My Model and the training:

def get_cnn_model():
    ecg_input = Input(shape=(7680, 1))
    combined_input = Input(shape=(3,))
    
    mask = Masking(mask_value=-2)(ecg_input)
    
    # (7680, 1)
    conv1 = Conv1D(32, kernel_size=5 , activation='relu')(mask)
    # (7676, 32)
    max1 = MaxPooling1D(2)(conv1)
    # (3838, 32) 
    
    conv2 = Conv1D(64, kernel_size=5, activation='relu')(max1)
    # (3834, 64) 
    max2 = MaxPooling1D(2)(conv2)
    
    # (1917, 64)
    conv3 = Conv1D(128, kernel_size=5, activation='relu')(max2)
    # (956, 128)
    max3 = MaxPooling1D(2)(conv3)
    
    conv_flat = Flatten()(max3)

    x = tf.keras.layers.concatenate([conv_flat, combined_input])
    x = Dense(128, activation='relu')(x)
    x = Dense(64, activation='relu')(x)
    x = Dense(5, activation='softmax')(x)

    output = x

    model = Model(inputs=[ecg_input, combined_input], outputs=output)
    model.summary()
    model.compile(optimizer='adam', loss='sparse_categorical_crossentropy', metrics=['accuracy'])

model = get_cnn_model()

early_stopping = EarlyStopping(monitor='val_loss', patience=1, restore_best_weights=True)
with tf.device('/device:GPU:0'):
    history = model.fit(train_ds, epochs=10 , validation_data=validation_ds, steps_per_epoch = train_steps_per_epoch, validation_steps = val_steps_per_epoch, callbacks=[early_stopping])

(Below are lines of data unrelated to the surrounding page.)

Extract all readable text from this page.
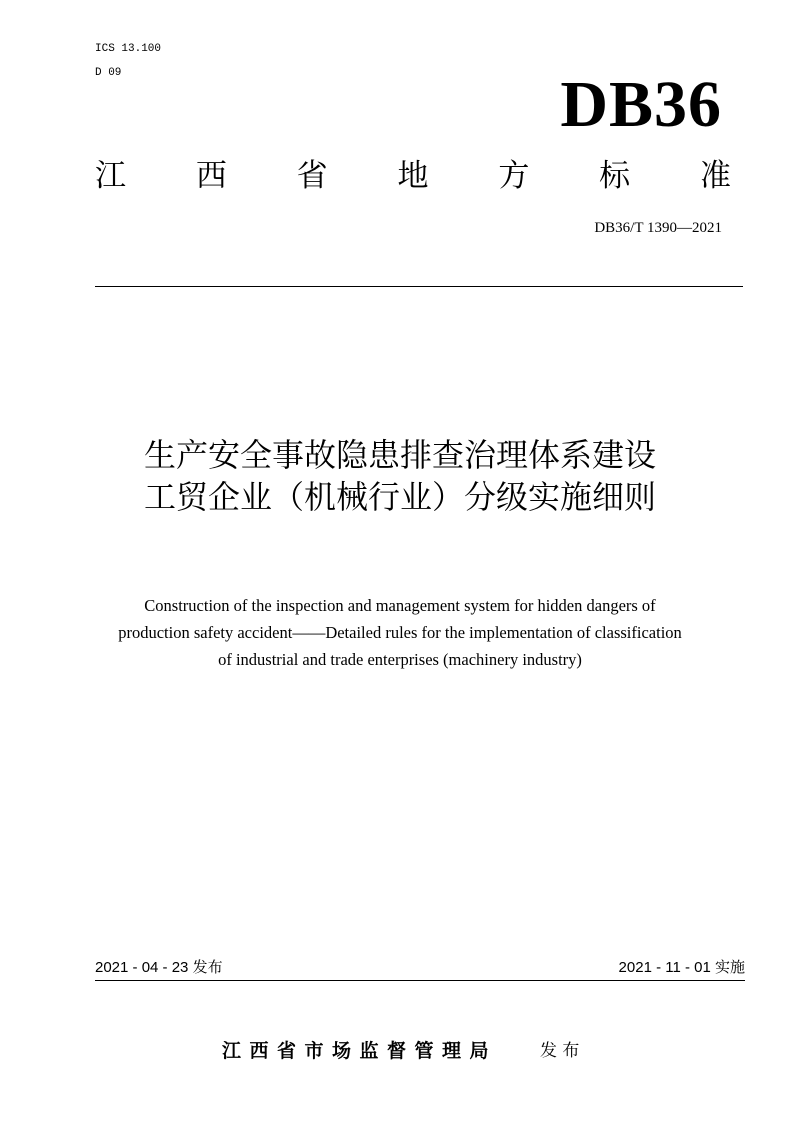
ICS 13.100
D 09	DB36
江 西 省 地 方 标 准
DB36/T 1390—2021
生产安全事故隐患排查治理体系建设
工贸企业（机械行业）分级实施细则
Construction of the inspection and management system for hidden dangers of
production safety accident——Detailed rules for the implementation of classification
of industrial and trade enterprises (machinery industry)
2021 - 04 - 23 发布	2021 - 11 - 01 实施
江西省市场监督管理局	发 布
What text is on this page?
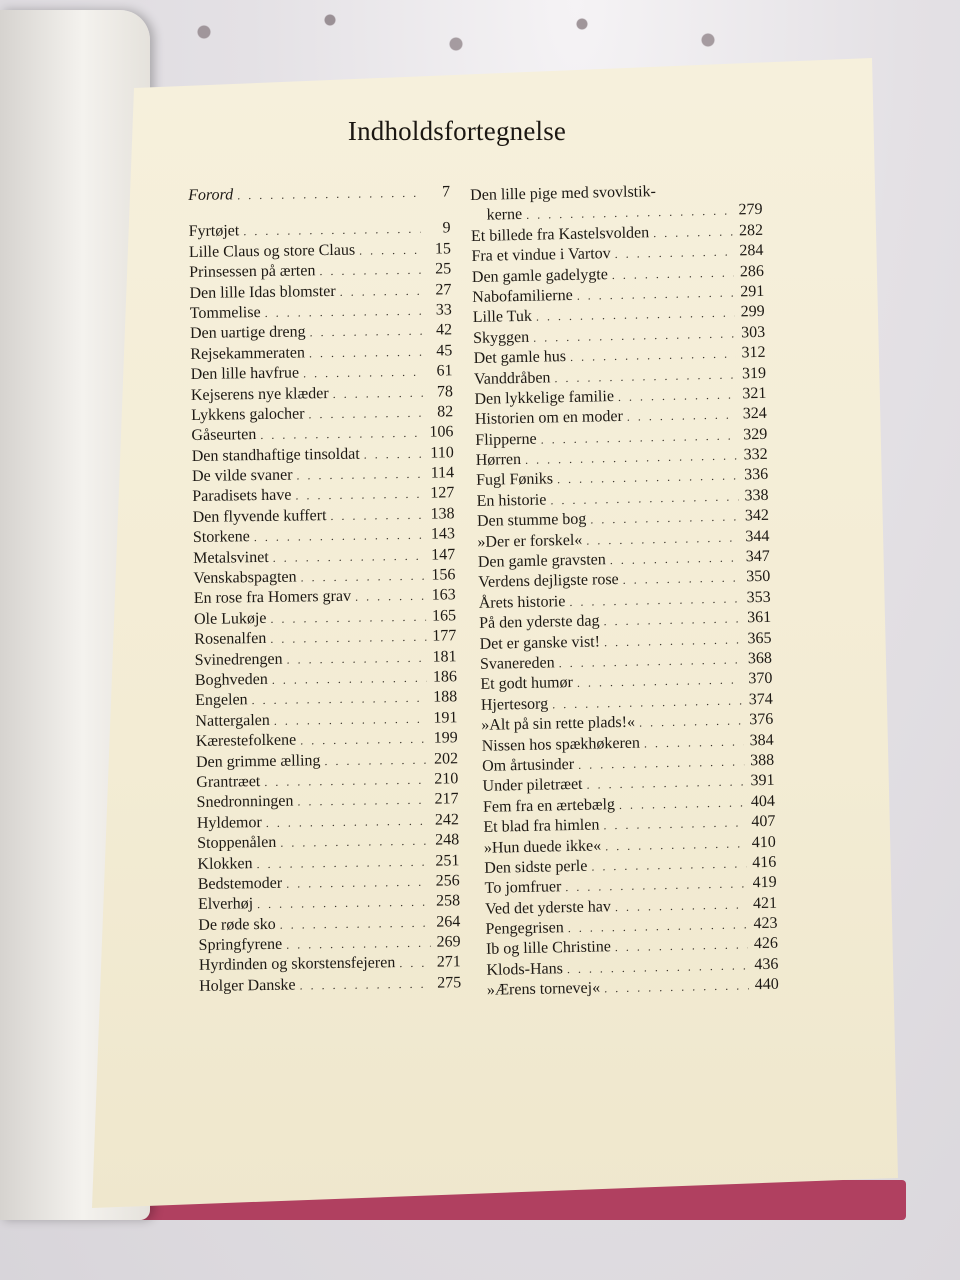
Indholdsfortegnelse
Forord . . .	7
Fyrtøjet . . .	9
Lille Claus og store Claus . . .	15
Prinsessen på ærten . . .	25
Den lille Idas blomster . . .	27
Tommelise . . .	33
Den uartige dreng . . .	42
Rejsekammeraten . . .	45
Den lille havfrue . . .	61
Kejserens nye klæder . . .	78
Lykkens galocher . . .	82
Gåseurten . . .	106
Den standhaftige tinsoldat . . .	110
De vilde svaner . . .	114
Paradisets have . . .	127
Den flyvende kuffert . . .	138
Storkene . . .	143
Metalsvinet . . .	147
Venskabspagten . . .	156
En rose fra Homers grav . . .	163
Ole Lukøje . . .	165
Rosenalfen . . .	177
Svinedrengen . . .	181
Boghveden . . .	186
Engelen . . .	188
Nattergalen . . .	191
Kærestefolkene . . .	199
Den grimme ælling . . .	202
Grantræet . . .	210
Snedronningen . . .	217
Hyldemor . . .	242
Stoppenålen . . .	248
Klokken . . .	251
Bedstemoder . . .	256
Elverhøj . . .	258
De røde sko . . .	264
Springfyrene . . .	269
Hyrdinden og skorstensfejeren . . .	271
Holger Danske . . .	275
Den lille pige med svovlstik-
kerne . . .	279
Et billede fra Kastelsvolden . . .	282
Fra et vindue i Vartov . . .	284
Den gamle gadelygte . . .	286
Nabofamilierne . . .	291
Lille Tuk . . .	299
Skyggen . . .	303
Det gamle hus . . .	312
Vanddråben . . .	319
Den lykkelige familie . . .	321
Historien om en moder . . .	324
Flipperne . . .	329
Hørren . . .	332
Fugl Føniks . . .	336
En historie . . .	338
Den stumme bog . . .	342
»Der er forskel« . . .	344
Den gamle gravsten . . .	347
Verdens dejligste rose . . .	350
Årets historie . . .	353
På den yderste dag . . .	361
Det er ganske vist! . . .	365
Svanereden . . .	368
Et godt humør . . .	370
Hjertesorg . . .	374
»Alt på sin rette plads!« . . .	376
Nissen hos spækhøkeren . . .	384
Om årtusinder . . .	388
Under piletræet . . .	391
Fem fra en ærtebælg . . .	404
Et blad fra himlen . . .	407
»Hun duede ikke« . . .	410
Den sidste perle . . .	416
To jomfruer . . .	419
Ved det yderste hav . . .	421
Pengegrisen . . .	423
Ib og lille Christine . . .	426
Klods-Hans . . .	436
»Ærens tornevej« . . .	440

I hope there is something to improve and to speed things up.

Hi @Timus, Could you please confirm does your training data was video or not. Also you have applied a repeat method on the train,test,val datasets and calculated the value for steps per epoch. may I know the value of the total_records = count_records_in_pkl_files(pkl_dir) . Thank You.

Hi @Kiran_Sai_Ramineni, thanks for your reply! So the training data is not video, it is an ECG signal which is sampled at 265Hz so 7680 datapoints for each 30 second epoch. The value for the total records is 1.926.174 which are 30 second epochs, each with a ecg signal of a length 7680 and the three other features (relative_time, relative_position, activity_normalized) each float values of length 1.

Hi @Timus, As there are a total of 1926174 records and you have considered the 80 for training which will be 1540939 and train_steps_per_epoch will be 3852. As there are more records for training i think will take more time per epoch. Thank You.